Dalla rassegna stampa Cinema

«Ho il terrore di rivedere i miei film»

Ferzan Ozpetek: «Tra i miei maestri Troisi e Bava, ma soprattutto Marco Risi» – Cinema Il regista turco-italiano di «Le fate ignoranti» si racconta in libreria a Laura Delli Colli

Milano – «Il regalo della Turchia al cinema italiano»: così esordiva il prestigioso «Village Voice» nel dicembre scorso, recensendo con entusiasmo la retrospettiva di Ferzan Ozpetek al Moma di New York. «Non voglio essere retorico», dice il regista di “Un giorno perfetto”, «ma questo omaggio è stato una sorpresa, e mi ha fatto un gran bene. Negli incontri con il pubblico mi ha meravigliato l’intensità degli spettatori, la loro attenzione ai dettagli». Questo mese Ozpetek (Acquario) festeggia i cinquant’anni, ed esce un libro di Laura Delli Colli («Ferzan Ozpetek. A occhi aperti», Mondadori), che presenta oggi alla Feltrinelli. Rispetto a tanti registi italiani sconosciuti all’estero, sicuramente un’eccezione. «Ho avuto la fortuna che il mio esordio “Il bagno turco” è uscito un po’ dappertutto. In Francia e Spagna i miei film di solito escono regolarmente; ma anche in Norvegia, non si direbbe. Negli Stati Uniti alcuni erano già usciti nel circuito d’essai, in poche copie e sottotitolati». «Le fate ignoranti » negli Usa è uscito in dvd col titolo “His Secret Life” e una copertina che ammicca al pubblico gay, al contrario del manifesto italiano.
«Il manifesto peggiore è stato quello francese, sempre delle “Fate ignoranti”: l’hanno chiamato “Tableau de famille”, c’era una cornice dorata con peperoncini e pomodori, e delle foto appiccicate dentro. Mai visto niente di più brutto».
Come vanno i suoi rapporti con la critica?
«Dei miei primi film, “Il bagno turco” e “Harem Suaré”, si diceva che mettessero d’accordo critica e pubblico. Poi qualcosa è cambiato… ma dopo sette film sono tranquillo, a meno che non si scrivano cose aggressive. “Cuore sacro” ha creato divisioni, anche il pubblico l’ha seguito meno, ma è un film che amo e che trovo molto attuale».
Va a vedere i suoi film in sala?
«Il bello del mio lavoro è quando il regista si annulla, e condivide un’emozione uguale a quella dello spettatore.
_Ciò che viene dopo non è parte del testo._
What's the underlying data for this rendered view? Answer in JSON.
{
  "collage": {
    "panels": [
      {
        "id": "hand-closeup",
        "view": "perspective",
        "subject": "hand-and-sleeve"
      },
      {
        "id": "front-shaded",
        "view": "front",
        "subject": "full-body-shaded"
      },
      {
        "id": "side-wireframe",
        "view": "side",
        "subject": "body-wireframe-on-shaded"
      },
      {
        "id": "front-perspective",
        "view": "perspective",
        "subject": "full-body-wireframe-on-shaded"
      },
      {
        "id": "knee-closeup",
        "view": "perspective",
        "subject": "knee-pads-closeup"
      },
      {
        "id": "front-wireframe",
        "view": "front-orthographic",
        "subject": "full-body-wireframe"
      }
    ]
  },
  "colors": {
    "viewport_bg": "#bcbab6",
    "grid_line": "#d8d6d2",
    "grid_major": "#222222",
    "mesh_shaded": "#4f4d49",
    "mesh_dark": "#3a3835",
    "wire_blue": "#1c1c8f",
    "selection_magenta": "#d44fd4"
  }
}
Ma spesso ho il terrore di andare in sala. Preferisco le arene estive. Lì ritrovo un pubblico che mi segue da undici anni».
Qual è stato il suo primo lavoro nel cinema italiano?
«Sono stato aiuto regista per sedici anni: la prima volta con Massimo Troisi, ho fatto l’assistente volontario in “Scusate il ritardo”. Ho lavorato con Ricky Tognazzi, Lamberto Bava, Sergio Citti… Ho imparato da tutti, ma il primo che mi ha dato davvero fiducia in me è stato Marco Risi ».
A che cosa sta lavorando adesso?
«Sto scrivendo una sceneggiatura con Ivan Cotroneo. Poi scoprirò se è adatta a me. Perché un film lo senta mio, prima devo vedere i posti, le facce».